Mechanik allein reicht nicht mehr
Hauptuntersuchung soll modernisiert werden
09.12.2025 – 15:59 UhrLesedauer: 2 Min.
Neue Technologien machen das Autofahren komfortabel. Doch die Systeme zu überprüfen, bringt Werkstätten und Kfz-Sachverständige an ihre Grenzen.
Spurhalteassistent, Totwinkelwarner oder teilautonome Fahrfunktionen: Die Technik in modernen Autos wird immer komplexer, manche sprechen schon von fahrenden Computern. Doch der technologische Fortschritt hat eine Schattenseite: Technische Probleme sind bei den hochdigitalisierten Fahrzeugen schwerer zu erkennen, selbst für Fachwerkstätten und Kfz-Sachverständige. Die Behörden wollen deshalb die Hauptuntersuchung (HU) an die Eigenheiten moderner Pkw anpassen. Änderungen werden laut Bundesverkehrsministerium auf nationaler und auf EU-Ebene ausgearbeitet.
Die HU ist in Deutschland seit 1951 amtlich vorgeschrieben und hat sich auch als Gütesiegel für Gebrauchtwagen („HU Neu“) bewährt. Die Prüfer mussten sich jahrzehntelang um weitgehend mechanische Bauteile kümmern – etwa Bremsen, Fahrwerk oder das Getriebe. Das ließ und lässt sich optisch begutachten, erfühlen und ertasten, wenn ein Auto auf der Hebebühne steht.
Bei modernen Autos reicht die mechanische Prüfung nicht mehr aus. Das Herzstück ist inzwischen weniger der Motor als die Elektronik. Ein gut ausgestatteter Mittelklassewagen kann an die hundert Steuergeräte haben, die alles Mögliche regeln – von Beleuchtung über Kraftstoffeinspritzung und Abgasemissionen bis zur Klimatisierung. Dazu kommt eine Phalanx an Sicherheits- und Fahrassistenzsystemen.
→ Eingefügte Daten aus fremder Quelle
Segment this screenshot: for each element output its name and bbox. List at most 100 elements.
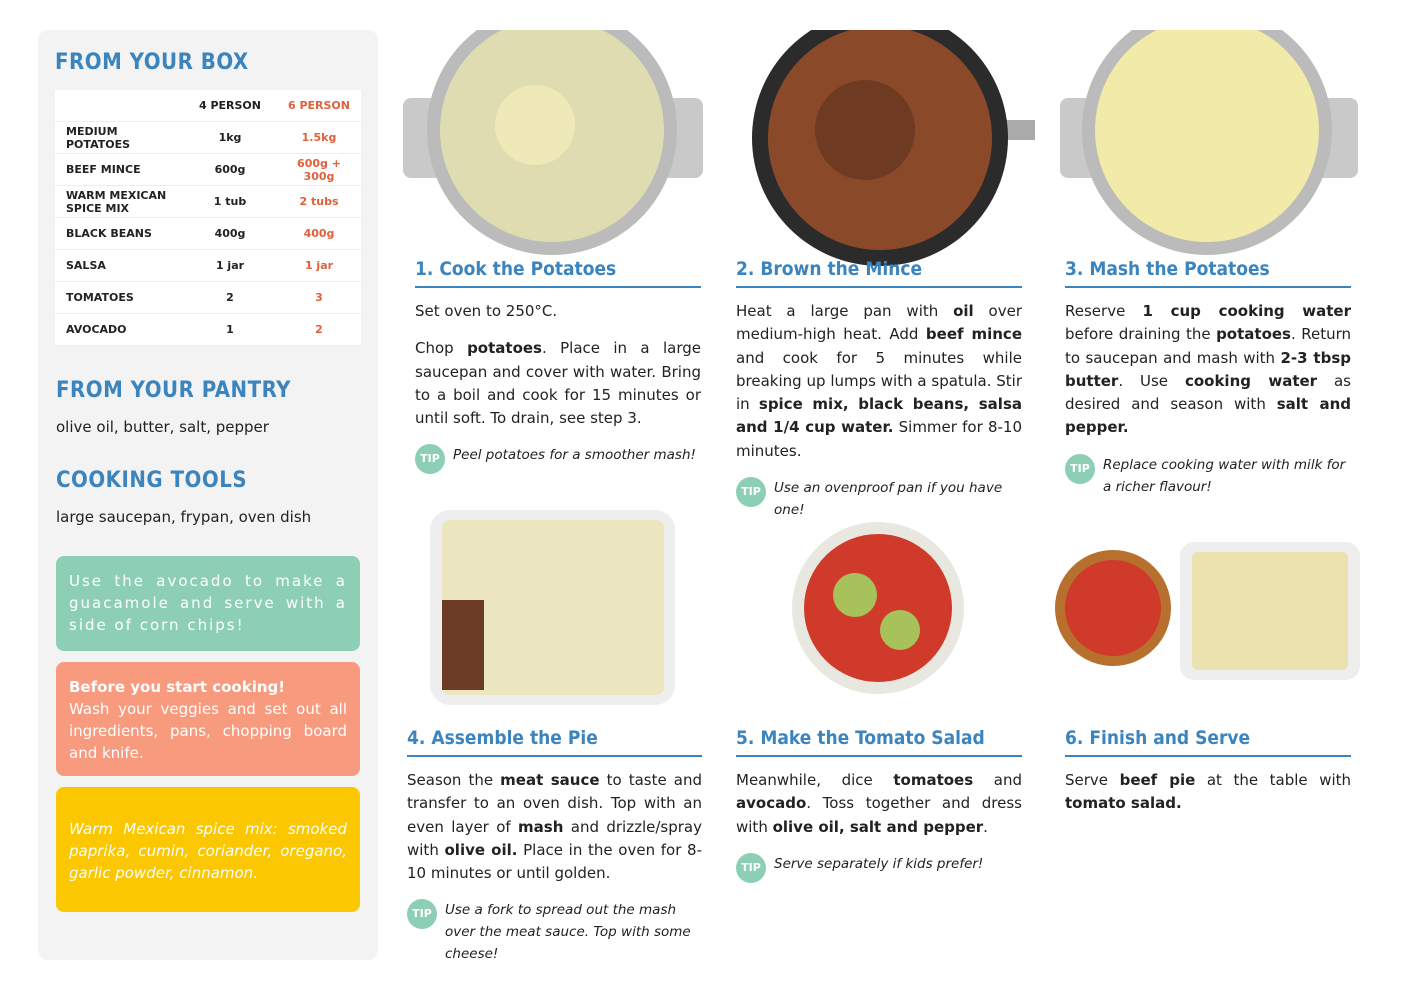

Das Problem: Bei der HU haben Prüfer im Durchschnitt nur 20 Minuten Zeit, ein Auto durchzuchecken. Das reicht bei den hochkomplexen Neufahrzeugen kaum aus, zumal der technologische Status quo sich permanent ändert. Softwareupdates werden zunehmend übers Internet („Over the Air“) aufgespielt.
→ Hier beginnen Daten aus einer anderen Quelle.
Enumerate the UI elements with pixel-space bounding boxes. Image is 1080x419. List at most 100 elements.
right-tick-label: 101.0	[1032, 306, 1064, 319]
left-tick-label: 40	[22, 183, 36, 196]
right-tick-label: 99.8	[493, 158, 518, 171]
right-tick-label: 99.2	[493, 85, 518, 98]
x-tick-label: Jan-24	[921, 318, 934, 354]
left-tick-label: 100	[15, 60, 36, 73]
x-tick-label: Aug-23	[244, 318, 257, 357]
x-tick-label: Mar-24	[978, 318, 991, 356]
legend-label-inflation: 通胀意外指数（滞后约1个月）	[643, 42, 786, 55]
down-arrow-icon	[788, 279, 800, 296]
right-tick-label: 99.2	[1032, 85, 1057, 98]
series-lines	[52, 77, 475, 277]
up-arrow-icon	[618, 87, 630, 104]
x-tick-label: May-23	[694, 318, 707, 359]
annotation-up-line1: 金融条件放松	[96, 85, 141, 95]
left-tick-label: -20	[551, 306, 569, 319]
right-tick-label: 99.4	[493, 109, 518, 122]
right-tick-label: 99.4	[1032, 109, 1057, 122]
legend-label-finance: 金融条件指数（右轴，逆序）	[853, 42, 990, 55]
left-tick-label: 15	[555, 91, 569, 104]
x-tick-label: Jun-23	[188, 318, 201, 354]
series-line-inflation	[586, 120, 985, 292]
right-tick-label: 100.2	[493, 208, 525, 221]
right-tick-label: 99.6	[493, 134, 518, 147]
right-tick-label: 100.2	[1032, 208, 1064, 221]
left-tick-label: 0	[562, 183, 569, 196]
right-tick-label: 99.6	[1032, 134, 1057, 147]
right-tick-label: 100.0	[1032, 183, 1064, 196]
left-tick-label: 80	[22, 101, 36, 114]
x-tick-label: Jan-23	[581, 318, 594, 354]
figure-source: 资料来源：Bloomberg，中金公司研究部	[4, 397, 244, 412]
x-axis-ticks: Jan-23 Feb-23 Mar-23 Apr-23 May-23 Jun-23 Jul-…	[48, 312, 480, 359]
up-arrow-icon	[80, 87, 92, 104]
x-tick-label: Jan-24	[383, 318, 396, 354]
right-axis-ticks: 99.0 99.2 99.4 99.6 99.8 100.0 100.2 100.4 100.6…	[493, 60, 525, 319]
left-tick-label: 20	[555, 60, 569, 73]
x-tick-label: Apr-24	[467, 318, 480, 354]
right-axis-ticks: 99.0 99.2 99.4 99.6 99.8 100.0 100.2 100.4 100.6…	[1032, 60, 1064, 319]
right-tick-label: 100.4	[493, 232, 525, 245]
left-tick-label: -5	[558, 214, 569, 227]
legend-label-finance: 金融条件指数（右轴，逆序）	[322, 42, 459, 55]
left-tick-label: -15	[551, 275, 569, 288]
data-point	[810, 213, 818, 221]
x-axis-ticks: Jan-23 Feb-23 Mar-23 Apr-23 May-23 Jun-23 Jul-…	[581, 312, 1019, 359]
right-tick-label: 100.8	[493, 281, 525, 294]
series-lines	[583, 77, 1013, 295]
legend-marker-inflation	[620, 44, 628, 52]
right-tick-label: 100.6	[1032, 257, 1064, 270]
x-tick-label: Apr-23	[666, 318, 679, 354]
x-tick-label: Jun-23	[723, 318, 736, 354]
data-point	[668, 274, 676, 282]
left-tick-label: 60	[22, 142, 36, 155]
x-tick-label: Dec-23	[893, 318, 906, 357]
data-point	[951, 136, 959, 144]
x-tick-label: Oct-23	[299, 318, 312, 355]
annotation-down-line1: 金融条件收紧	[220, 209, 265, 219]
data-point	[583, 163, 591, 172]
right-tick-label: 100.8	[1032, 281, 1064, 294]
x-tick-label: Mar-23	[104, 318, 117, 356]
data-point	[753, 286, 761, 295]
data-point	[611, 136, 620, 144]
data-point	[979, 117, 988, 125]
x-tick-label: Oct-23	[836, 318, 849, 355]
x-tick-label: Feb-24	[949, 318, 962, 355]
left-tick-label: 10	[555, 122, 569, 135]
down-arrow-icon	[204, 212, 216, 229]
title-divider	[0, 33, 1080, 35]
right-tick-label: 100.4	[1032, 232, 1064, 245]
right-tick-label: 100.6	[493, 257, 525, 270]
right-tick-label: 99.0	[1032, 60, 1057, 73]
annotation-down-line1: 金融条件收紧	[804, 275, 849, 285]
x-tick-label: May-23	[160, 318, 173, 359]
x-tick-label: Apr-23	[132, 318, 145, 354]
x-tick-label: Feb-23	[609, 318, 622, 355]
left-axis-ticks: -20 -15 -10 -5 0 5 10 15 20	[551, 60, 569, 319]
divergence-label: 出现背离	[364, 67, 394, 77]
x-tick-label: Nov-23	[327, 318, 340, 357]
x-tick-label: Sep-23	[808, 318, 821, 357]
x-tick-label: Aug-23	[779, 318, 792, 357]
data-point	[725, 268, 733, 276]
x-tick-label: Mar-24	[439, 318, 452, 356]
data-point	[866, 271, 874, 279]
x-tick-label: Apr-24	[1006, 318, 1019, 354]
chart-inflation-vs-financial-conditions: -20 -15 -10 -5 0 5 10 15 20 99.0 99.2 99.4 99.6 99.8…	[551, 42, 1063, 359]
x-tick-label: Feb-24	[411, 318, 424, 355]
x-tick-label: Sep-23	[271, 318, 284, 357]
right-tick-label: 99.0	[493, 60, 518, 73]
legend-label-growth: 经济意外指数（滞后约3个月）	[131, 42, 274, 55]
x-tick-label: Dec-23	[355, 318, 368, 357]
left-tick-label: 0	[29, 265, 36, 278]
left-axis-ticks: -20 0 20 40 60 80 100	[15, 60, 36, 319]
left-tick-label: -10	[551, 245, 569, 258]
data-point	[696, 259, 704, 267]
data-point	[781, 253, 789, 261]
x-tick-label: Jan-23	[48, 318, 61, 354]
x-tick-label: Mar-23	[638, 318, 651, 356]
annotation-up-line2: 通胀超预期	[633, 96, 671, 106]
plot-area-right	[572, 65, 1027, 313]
Bei der Hauptuntersuchung müssen die Sachverständigen auf all das vorbereitet sein. Doch über Hilfsmittel wie den HU-Adapter – ein Diagnosegerät, das ans Fahrzeug angeschlossen wird – lassen sich etwa Fahr- und Assistenzsysteme derzeit nicht verlässlich auf mögliche Sicherheitsrisiken überprüfen, warnen Fachleute.
Die EU-Kommission will daher die Hauptuntersuchung reformieren. Kfz-Sachverständigen soll der digitale Zugang zu den Fahrzeugdaten erleichtert werden. Konsultationen auf EU-Ebene endeten dazu in der ersten Dezemberwoche. Die Umsetzung könnte kurzfristig im ersten Halbjahr 2026 erfolgen, sagt Richard Goebelt vom TÜV-Verband, der sich in Brüssel für eine Reform der HU einsetzt.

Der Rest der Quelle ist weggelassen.